Q —  If my son can have a bottle of water during Mass, why can’t I have a Starbucks while I listen to the readings and the Gospel?

A — This is a seriously speculative theological question, and merits an appropriately serious theological response. The best I can do, however, is as follows. It is clearly important to be minimally comfortable when listening to the readings in the Liturgy of the Word, or, indeed, reading a book.

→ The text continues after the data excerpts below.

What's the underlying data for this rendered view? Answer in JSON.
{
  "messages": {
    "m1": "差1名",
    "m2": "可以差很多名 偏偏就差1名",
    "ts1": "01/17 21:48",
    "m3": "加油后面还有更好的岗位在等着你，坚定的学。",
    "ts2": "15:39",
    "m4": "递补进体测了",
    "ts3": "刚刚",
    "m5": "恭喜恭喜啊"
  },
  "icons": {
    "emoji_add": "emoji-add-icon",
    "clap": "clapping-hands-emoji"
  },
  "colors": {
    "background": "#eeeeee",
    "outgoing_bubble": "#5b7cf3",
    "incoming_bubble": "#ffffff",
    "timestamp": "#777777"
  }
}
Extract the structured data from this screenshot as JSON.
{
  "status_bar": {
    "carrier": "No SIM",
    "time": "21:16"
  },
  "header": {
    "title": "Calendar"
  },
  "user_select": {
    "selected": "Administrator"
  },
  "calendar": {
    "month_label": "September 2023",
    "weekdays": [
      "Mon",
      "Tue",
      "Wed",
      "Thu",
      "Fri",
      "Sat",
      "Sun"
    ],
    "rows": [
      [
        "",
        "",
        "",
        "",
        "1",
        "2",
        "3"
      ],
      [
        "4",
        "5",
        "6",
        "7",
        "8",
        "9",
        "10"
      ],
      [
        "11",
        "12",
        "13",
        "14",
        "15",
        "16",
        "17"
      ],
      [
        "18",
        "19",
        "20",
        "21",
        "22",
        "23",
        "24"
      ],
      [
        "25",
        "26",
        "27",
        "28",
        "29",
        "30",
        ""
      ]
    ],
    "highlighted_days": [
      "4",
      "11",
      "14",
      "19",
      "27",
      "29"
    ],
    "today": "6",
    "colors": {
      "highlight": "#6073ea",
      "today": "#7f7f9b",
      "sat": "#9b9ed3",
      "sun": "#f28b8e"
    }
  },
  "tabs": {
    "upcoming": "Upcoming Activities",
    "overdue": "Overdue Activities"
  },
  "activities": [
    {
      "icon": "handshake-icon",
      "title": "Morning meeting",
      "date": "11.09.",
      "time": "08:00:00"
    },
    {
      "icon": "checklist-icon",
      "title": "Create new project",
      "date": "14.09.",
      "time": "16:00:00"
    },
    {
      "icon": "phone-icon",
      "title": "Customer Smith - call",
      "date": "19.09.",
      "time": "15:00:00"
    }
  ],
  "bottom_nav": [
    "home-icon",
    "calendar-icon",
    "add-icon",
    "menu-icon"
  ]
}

After all, Baroness P. D. James, one of my favorite crime writers, has this to say about reading: “Has anyone discovered a really satisfactory way of reading comfortably in bed?  For some of us this is virtually our only free time except when on holiday.  Reading is so important, so necessary to the nourishment of mind and spirit that I feel that it should be as seriously ceremonial as a church service.  Ideally we need a comfortable chair with back and arm support and good, well-directed light, a rest for the book if it is too heavy to hold comfortably, a small table with our favorite drink to hand, and silence and solitude. It is an ideal that few of us are able to obtain.” [P. D. James, Time to be in Earnest (New York: Ballantine Books, 1999), p. 37]. Who would want to pick fault with her description of reading? Perhaps it should not be any different for serious listening. Small children often have a drink of some kind during the Eucharist, and if someone is in poor health, there would be no problem at all in their having access to a drink — that is, of water, not of uisge beatha, Gaelic for “water of life,” or in its impoverished English term “whisky.”

But Starbucks? I would propose that it would be preferable to have a Starbucks at home while perusing the readings of the Liturgy of the Word in a duly attentive fashion before hearing them proclaimed at Mass.